Despite these problems, Kingspan remains one of the most interesting companies in Ireland and a poster boy for what is needed to turn our economy around.
It is an exporter which looks to mainland Europe and further afield for new sales and operates in a business (insulation) that is both fashionable and important.
It also develops new products and dominates several niche markets.
Kingspan's biggest selling point is that rising energy prices and further regulation will push demand for its insulation products while the company's professional sales teams know how to communicate with architects and builders.

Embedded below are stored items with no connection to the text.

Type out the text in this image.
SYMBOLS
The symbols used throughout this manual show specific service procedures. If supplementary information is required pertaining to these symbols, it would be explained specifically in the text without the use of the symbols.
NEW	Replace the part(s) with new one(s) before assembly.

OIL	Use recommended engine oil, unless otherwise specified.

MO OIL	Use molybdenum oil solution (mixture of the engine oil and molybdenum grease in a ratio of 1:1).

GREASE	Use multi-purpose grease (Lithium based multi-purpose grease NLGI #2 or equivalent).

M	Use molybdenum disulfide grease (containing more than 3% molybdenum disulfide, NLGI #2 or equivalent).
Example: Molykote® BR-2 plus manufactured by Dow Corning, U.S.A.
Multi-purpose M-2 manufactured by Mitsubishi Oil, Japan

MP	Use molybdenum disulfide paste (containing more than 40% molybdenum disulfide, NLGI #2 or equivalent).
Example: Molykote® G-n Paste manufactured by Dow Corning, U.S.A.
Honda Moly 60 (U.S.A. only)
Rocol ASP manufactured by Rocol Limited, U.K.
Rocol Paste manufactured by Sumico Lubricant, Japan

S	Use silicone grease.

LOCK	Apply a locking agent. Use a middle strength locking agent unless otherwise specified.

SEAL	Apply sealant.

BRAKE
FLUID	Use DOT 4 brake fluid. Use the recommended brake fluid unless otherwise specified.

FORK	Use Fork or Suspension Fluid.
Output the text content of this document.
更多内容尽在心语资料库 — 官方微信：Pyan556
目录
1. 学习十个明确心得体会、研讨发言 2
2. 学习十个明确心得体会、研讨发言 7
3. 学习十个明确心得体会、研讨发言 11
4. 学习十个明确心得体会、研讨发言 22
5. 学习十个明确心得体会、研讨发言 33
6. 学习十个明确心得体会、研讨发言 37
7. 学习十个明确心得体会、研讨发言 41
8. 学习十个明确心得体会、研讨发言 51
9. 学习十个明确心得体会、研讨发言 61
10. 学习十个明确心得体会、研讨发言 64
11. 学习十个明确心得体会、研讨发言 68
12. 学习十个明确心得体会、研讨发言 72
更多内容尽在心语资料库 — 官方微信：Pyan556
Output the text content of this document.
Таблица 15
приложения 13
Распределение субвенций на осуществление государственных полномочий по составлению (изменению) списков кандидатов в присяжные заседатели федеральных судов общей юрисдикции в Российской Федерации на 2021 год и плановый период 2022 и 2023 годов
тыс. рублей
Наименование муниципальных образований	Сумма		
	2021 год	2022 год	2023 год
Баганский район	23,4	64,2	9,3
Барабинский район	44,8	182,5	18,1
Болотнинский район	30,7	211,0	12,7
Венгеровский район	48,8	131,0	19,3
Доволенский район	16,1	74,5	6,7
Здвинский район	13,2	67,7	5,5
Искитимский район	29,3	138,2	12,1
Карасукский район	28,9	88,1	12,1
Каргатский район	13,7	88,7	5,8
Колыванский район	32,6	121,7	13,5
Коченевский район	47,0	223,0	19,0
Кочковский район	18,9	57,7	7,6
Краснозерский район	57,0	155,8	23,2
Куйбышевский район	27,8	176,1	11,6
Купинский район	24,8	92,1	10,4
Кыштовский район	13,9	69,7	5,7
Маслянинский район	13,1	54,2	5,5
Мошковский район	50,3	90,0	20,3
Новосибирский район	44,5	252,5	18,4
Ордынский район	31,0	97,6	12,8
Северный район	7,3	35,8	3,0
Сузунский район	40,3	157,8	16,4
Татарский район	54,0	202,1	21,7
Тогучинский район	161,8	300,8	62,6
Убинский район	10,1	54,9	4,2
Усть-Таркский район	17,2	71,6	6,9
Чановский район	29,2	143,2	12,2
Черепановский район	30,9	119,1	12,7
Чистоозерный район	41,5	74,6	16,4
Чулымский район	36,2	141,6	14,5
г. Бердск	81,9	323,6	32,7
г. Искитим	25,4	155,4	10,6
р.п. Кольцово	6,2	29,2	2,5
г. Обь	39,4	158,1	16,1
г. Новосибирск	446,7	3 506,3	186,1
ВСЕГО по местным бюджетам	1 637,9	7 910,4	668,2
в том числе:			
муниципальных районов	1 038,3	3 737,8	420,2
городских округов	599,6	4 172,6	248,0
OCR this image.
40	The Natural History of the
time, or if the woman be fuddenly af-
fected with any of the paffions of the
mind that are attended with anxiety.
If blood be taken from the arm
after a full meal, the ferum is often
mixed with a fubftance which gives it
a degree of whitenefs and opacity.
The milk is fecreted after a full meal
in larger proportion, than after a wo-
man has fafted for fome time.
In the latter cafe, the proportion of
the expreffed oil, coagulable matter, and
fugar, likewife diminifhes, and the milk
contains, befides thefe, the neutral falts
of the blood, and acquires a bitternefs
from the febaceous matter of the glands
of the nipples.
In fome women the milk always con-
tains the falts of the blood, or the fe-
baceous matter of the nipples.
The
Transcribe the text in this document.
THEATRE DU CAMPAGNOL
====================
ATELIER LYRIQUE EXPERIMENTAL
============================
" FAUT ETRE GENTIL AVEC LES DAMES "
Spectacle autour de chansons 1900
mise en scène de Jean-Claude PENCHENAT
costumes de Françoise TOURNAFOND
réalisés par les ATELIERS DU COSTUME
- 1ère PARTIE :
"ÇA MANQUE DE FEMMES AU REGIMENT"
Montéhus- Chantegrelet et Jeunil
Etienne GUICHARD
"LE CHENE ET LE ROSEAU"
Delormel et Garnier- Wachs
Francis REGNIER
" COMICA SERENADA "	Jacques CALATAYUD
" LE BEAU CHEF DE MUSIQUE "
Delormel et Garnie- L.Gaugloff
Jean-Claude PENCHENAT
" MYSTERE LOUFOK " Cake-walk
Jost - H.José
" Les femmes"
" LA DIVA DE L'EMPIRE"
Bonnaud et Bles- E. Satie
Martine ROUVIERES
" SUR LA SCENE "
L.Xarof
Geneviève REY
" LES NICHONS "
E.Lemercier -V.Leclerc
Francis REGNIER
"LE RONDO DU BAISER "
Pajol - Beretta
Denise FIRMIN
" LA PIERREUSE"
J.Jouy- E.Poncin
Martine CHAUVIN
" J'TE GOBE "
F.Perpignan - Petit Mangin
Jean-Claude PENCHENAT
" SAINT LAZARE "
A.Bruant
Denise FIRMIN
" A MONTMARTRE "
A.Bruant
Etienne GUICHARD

Like many companies in the construction sector, Kingspan has been hard hit by poor sentiment and the poor weather across Europe in the first quarter but the company signalled a return to form when it presented first-half results late last month by unexpectedly restoring its dividend after sales of insulation panels rose strongly in Australia, Germany and the Czech Republic.
At the company's insulation boards division, the picture was similar with sales jumping 12pc as the company benefited from the surge in growth in Europe in the second quarter.
With a 6pc decline in sales in the first quarter but a 1.1pc rise in sales over the entire first half, it is pretty clear that Kingspan's second quarter saw excellent sales growth and there is strong momentum at present.
While the 9pc increase in first-half operating profits had been well flagged, Kingspan surprised most analysts by slashing debt by almost half to a manageable €164.3m.
The fly in the ointment has been a slowdown in order intake in the second quarter which was slower than the first quarter and poses worries at a time when rising chemical costs are likely to push up input prices.
Chief executive Gene Murtagh is not sitting on his laurels however; warning that the global economy is still shaky and input prices could rise but this is the sort of attitude that keeps the company keen and gives management the courage to keep a lid on prices while other companies whine and flounder.
Mr Murtagh is also refreshingly honest about Kingspan's chances in the home market, saying "there will be no question of a resumption in new-build units" even when the recession ends. This sort of clear speaking is refreshing in a climate where so many chief executives are unable to call a spade a spade.
Kingspan has a clear focus on an expanding market, good products, leading positions in many markets and good management with a track record when it comes to bolt-on acquisitions; the problem for investors is that none of this has been lost on rival investors.
The shares are not cheap and enjoyed another strong rise following the interim results two weeks ago. With shares trading with a forward price earnings ratio of 19, it is clear that much of the good news is priced into the stock. Cautious, long-term investors might like to buy in at these prices while others will probably want to consider buying in on any price weakness.